IL‑35 may maintain homeostasis of the immune microenvironment in periodontitis
- Ying Jin
- Dixin Liu
- Xiaoping Lin
Published online on: October 3, 2017
T lymphocyte cells, including regulatory T (Treg) and T helper 17 cells, have important roles in the human periodontium. However, the basis for Treg cytokine expression in various compartments of the periodontium remains unclear. The aim of the present study was to investigate the expression of interleukin (IL)‑35 in the peripheral blood mononuclear cells (PBMCs) and periodontal tissues of patients with chronic periodontitis (CP), with a view to understanding its role in this disease, and ultimately providing improved treatments. Peripheral blood, periodontal tissues and gingival crevicular fluids (GCFs) were collected from patients with CP or impacted teeth, the latter serving as healthy controls. The expression levels of IL‑35 subunit mRNAs in PBMCs and periodontal tissues were determined using reverse transcription‑quantitative polymerase chain reaction, while the IL‑35 protein expression in GCFs and sera was quantified by ELISA. The relative expression of IL‑35 subunit mRNAs in the affected tissues of patients with CP was significantly higher compared with that in samples from healthy controls (P<0.05).
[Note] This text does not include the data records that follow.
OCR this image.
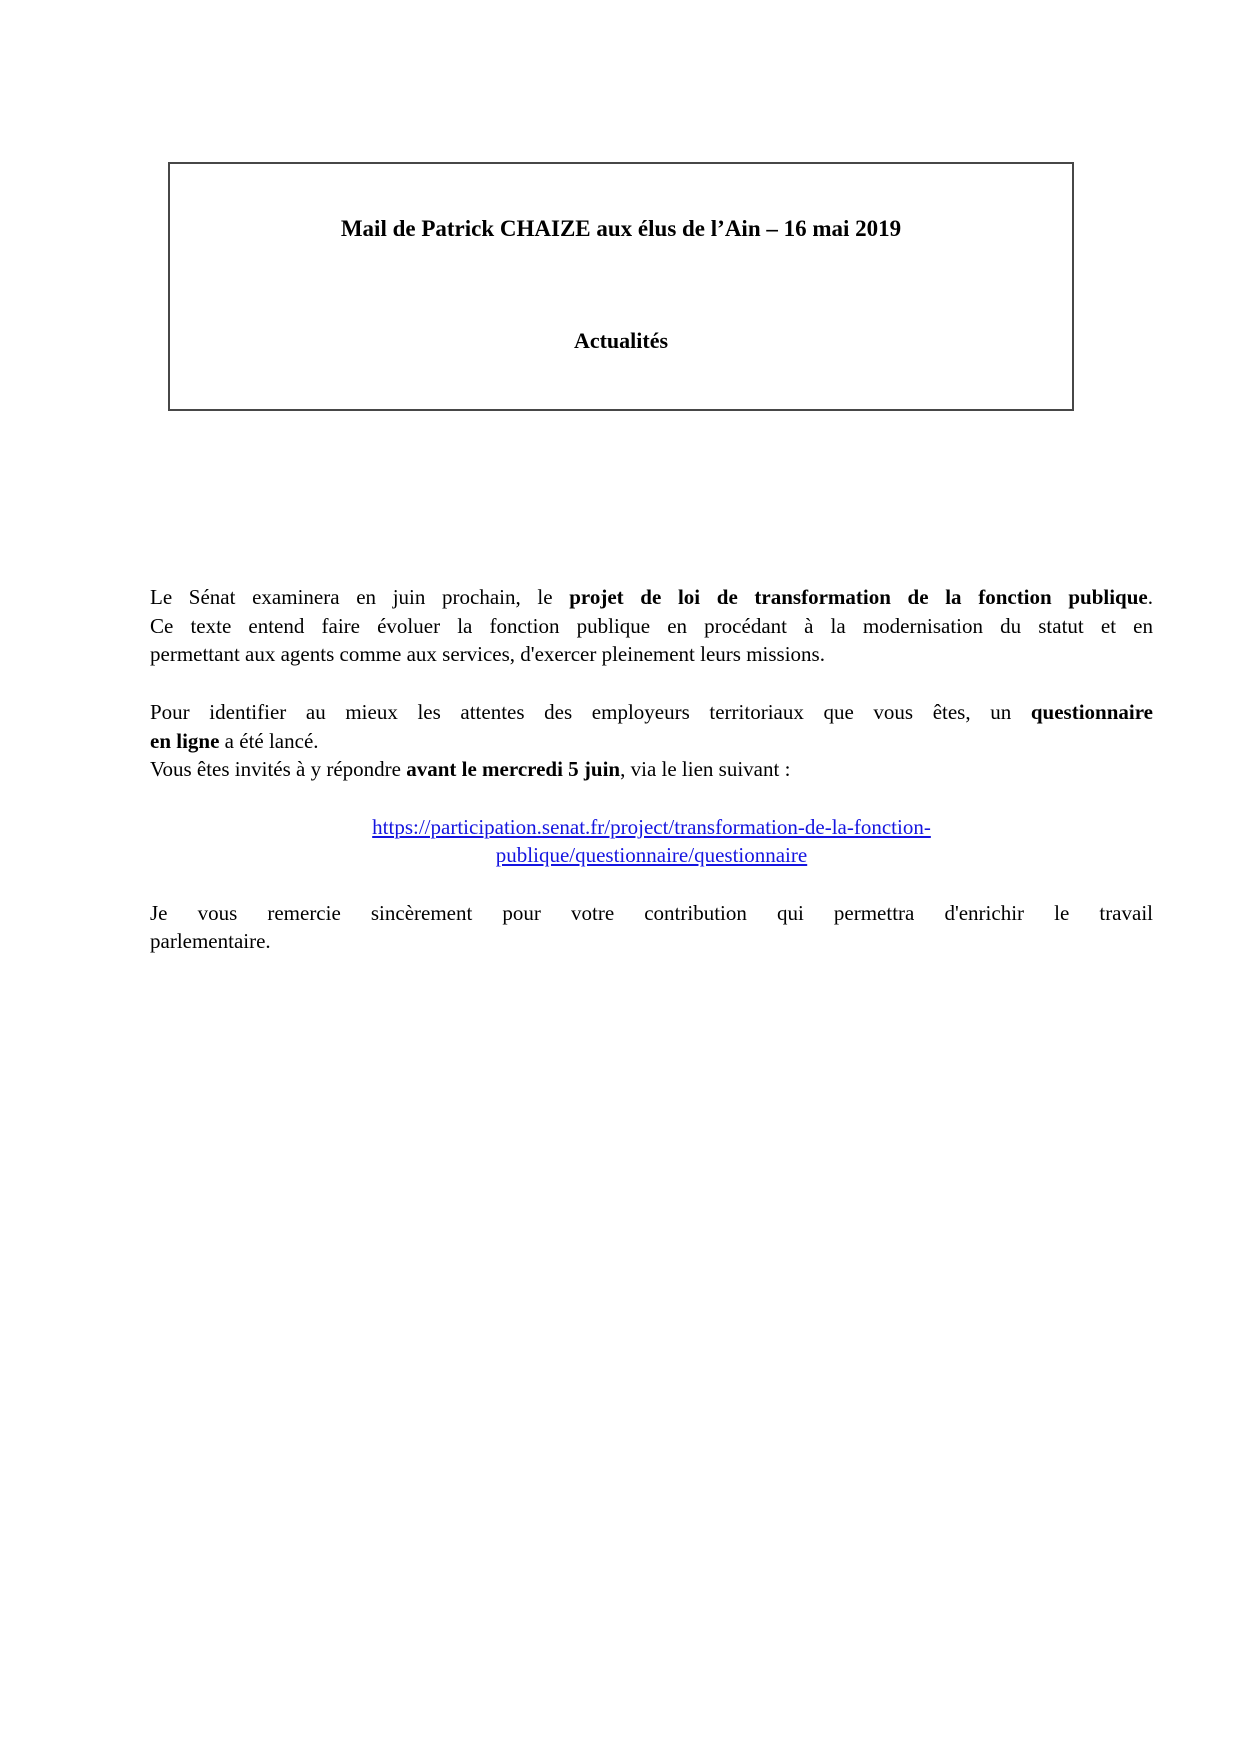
Mail de Patrick CHAIZE aux élus de l’Ain – 16 mai 2019
Actualités
Le Sénat examinera en juin prochain, le projet de loi de transformation de la fonction publique.
Ce texte entend faire évoluer la fonction publique en procédant à la modernisation du statut et en
permettant aux agents comme aux services, d'exercer pleinement leurs missions.
Pour identifier au mieux les attentes des employeurs territoriaux que vous êtes, un questionnaire
en ligne a été lancé.
Vous êtes invités à y répondre avant le mercredi 5 juin, via le lien suivant :
https://participation.senat.fr/project/transformation-de-la-fonction-
publique/questionnaire/questionnaire
Je vous remercie sincèrement pour votre contribution qui permettra d'enrichir le travail
parlementaire.
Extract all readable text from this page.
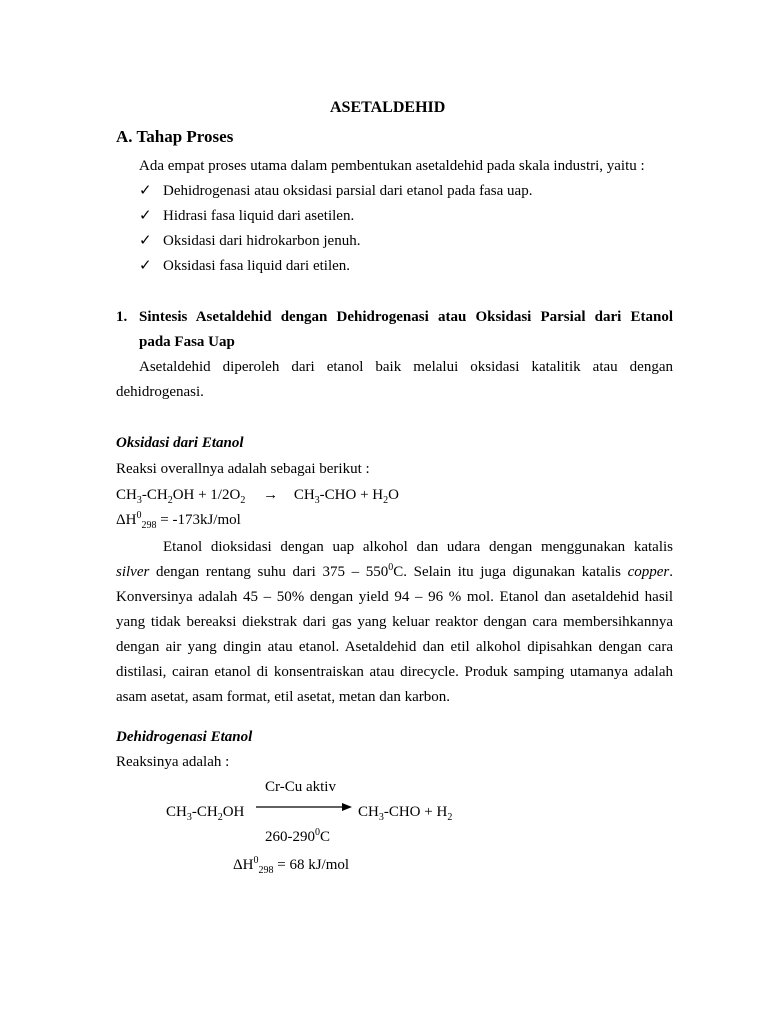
ASETALDEHID
A. Tahap Proses
Ada empat proses utama dalam pembentukan asetaldehid pada skala industri, yaitu :
✓ Dehidrogenasi atau oksidasi parsial dari etanol pada fasa uap.
✓ Hidrasi fasa liquid dari asetilen.
✓ Oksidasi dari hidrokarbon jenuh.
✓ Oksidasi fasa liquid dari etilen.
1. Sintesis Asetaldehid dengan Dehidrogenasi atau Oksidasi Parsial dari Etanol
pada Fasa Uap
Asetaldehid diperoleh dari etanol baik melalui oksidasi katalitik atau dengan
dehidrogenasi.
Oksidasi dari Etanol
Reaksi overallnya adalah sebagai berikut :
$CH_3-CH_2OH + 1/2O_2 \to CH_3-CHO + H_2O$
$\Delta H^0_{298} = -173kJ/mol$
Etanol dioksidasi dengan uap alkohol dan udara dengan menggunakan katalis
silver dengan rentang suhu dari $375 - 550^0C$. Selain itu juga digunakan katalis copper.
Konversinya adalah 45 – 50% dengan yield 94 – 96 % mol. Etanol dan asetaldehid hasil
yang tidak bereaksi diekstrak dari gas yang keluar reaktor dengan cara membersihkannya
dengan air yang dingin atau etanol. Asetaldehid dan etil alkohol dipisahkan dengan cara
distilasi, cairan etanol di konsentraiskan atau direcycle. Produk samping utamanya adalah
asam asetat, asam format, etil asetat, metan dan karbon.
Dehidrogenasi Etanol
Reaksinya adalah :
Cr-Cu aktiv
$CH_3-CH_2OH$	$CH_3$-CHO + $H_2$
$260-290^0C$
$\Delta H^0_{298} = 68$ kJ/mol
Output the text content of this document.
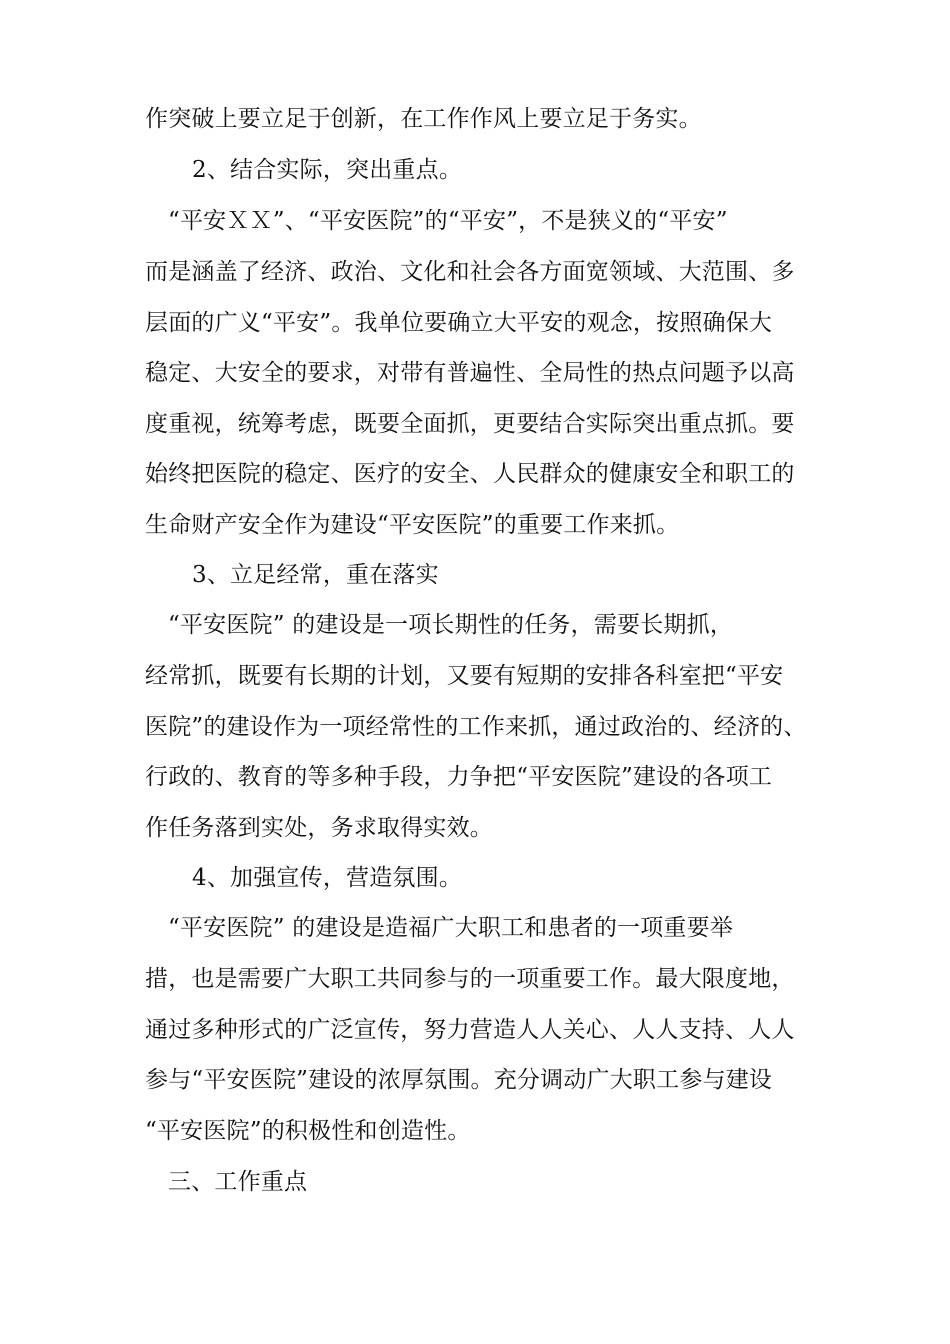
作突破上要立足于创新，在工作作风上要立足于务实。
2、结合实际，突出重点。
“平安ＸＸ”、“平安医院”的“平安”，不是狭义的“平安”
而是涵盖了经济、政治、文化和社会各方面宽领域、大范围、多
层面的广义“平安”。我单位要确立大平安的观念，按照确保大
稳定、大安全的要求，对带有普遍性、全局性的热点问题予以高
度重视，统筹考虑，既要全面抓，更要结合实际突出重点抓。要
始终把医院的稳定、医疗的安全、人民群众的健康安全和职工的
生命财产安全作为建设“平安医院”的重要工作来抓。
3、立足经常，重在落实
“平安医院” 的建设是一项长期性的任务，需要长期抓，
经常抓，既要有长期的计划，又要有短期的安排各科室把“平安
医院”的建设作为一项经常性的工作来抓，通过政治的、经济的、
行政的、教育的等多种手段，力争把“平安医院”建设的各项工
作任务落到实处，务求取得实效。
4、加强宣传，营造氛围。
“平安医院” 的建设是造福广大职工和患者的一项重要举
措，也是需要广大职工共同参与的一项重要工作。最大限度地，
通过多种形式的广泛宣传，努力营造人人关心、人人支持、人人
参与“平安医院”建设的浓厚氛围。充分调动广大职工参与建设
“平安医院”的积极性和创造性。
三、工作重点
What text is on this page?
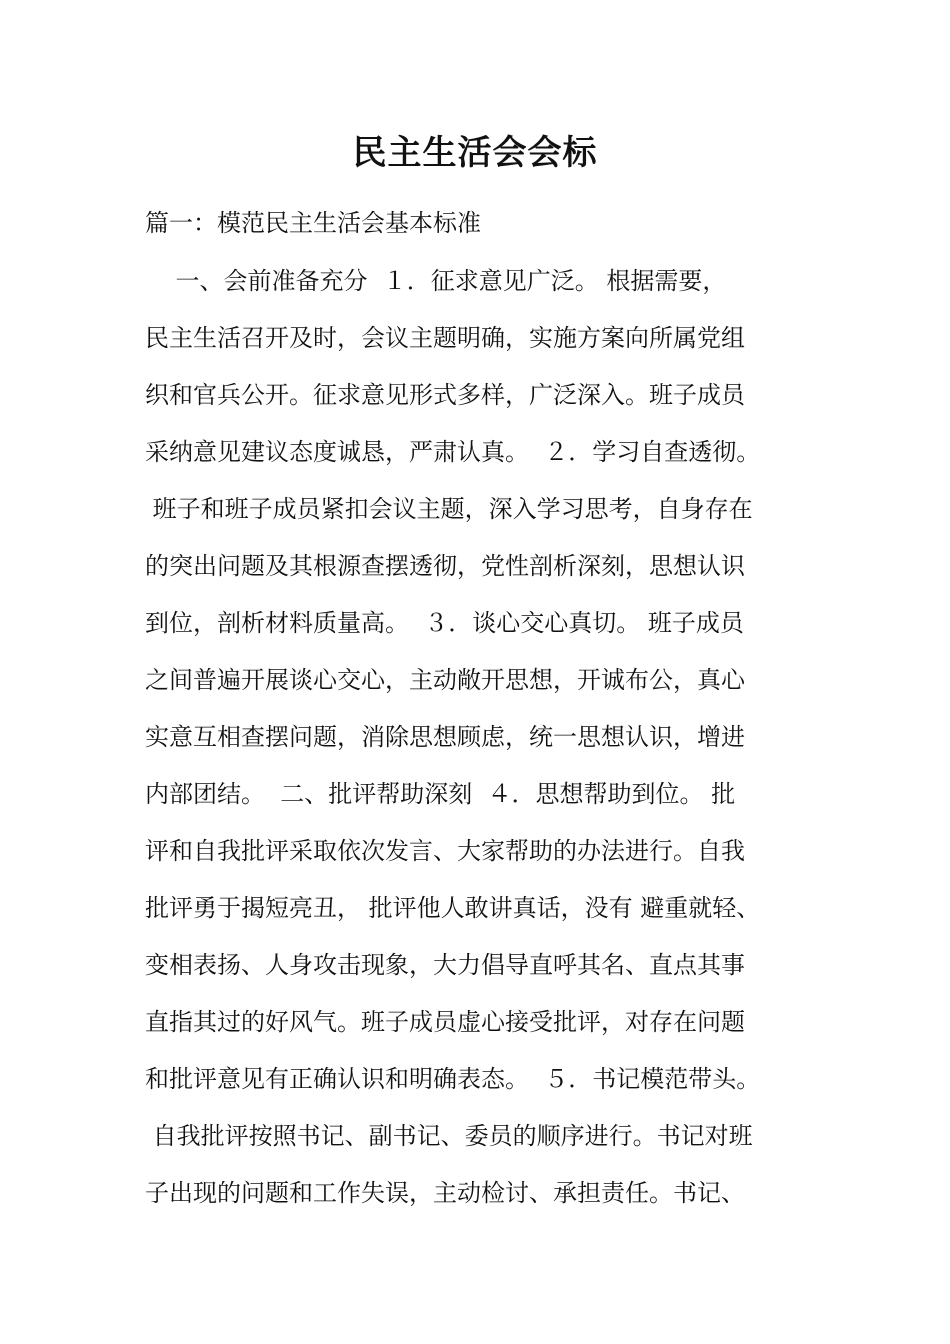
民主生活会会标
篇一：模范民主生活会基本标准
一、会前准备充分  １．征求意见广泛。 根据需要，
民主生活召开及时，会议主题明确，实施方案向所属党组
织和官兵公开。征求意见形式多样，广泛深入。班子成员
采纳意见建议态度诚恳，严肃认真。  ２．学习自查透彻。
班子和班子成员紧扣会议主题，深入学习思考，自身存在
的突出问题及其根源查摆透彻，党性剖析深刻，思想认识
到位，剖析材料质量高。  ３．谈心交心真切。 班子成员
之间普遍开展谈心交心，主动敞开思想，开诚布公，真心
实意互相查摆问题，消除思想顾虑，统一思想认识，增进
内部团结。  二、批评帮助深刻  ４．思想帮助到位。 批
评和自我批评采取依次发言、大家帮助的办法进行。自我
批评勇于揭短亮丑， 批评他人敢讲真话，没有 避重就轻、
变相表扬、人身攻击现象，大力倡导直呼其名、直点其事
直指其过的好风气。班子成员虚心接受批评，对存在问题
和批评意见有正确认识和明确表态。  ５．书记模范带头。
自我批评按照书记、副书记、委员的顺序进行。书记对班
子出现的问题和工作失误，主动检讨、承担责任。书记、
The mean concentration of IL‑35 protein in the GCFs and sera of patients with periodontitis was also significantly higher compared with that in samples from healthy controls (P<0.001). IL‑35 protein and periodontal clinical indicators were negatively correlated. It was hypothesized that the increased level of IL‑35 plays a protective role in periodontal disease by maintaining immune system homeostasis and dampening the inflammatory response, and highlights IL‑35 as a potential new therapy for the treatment of periodontitis.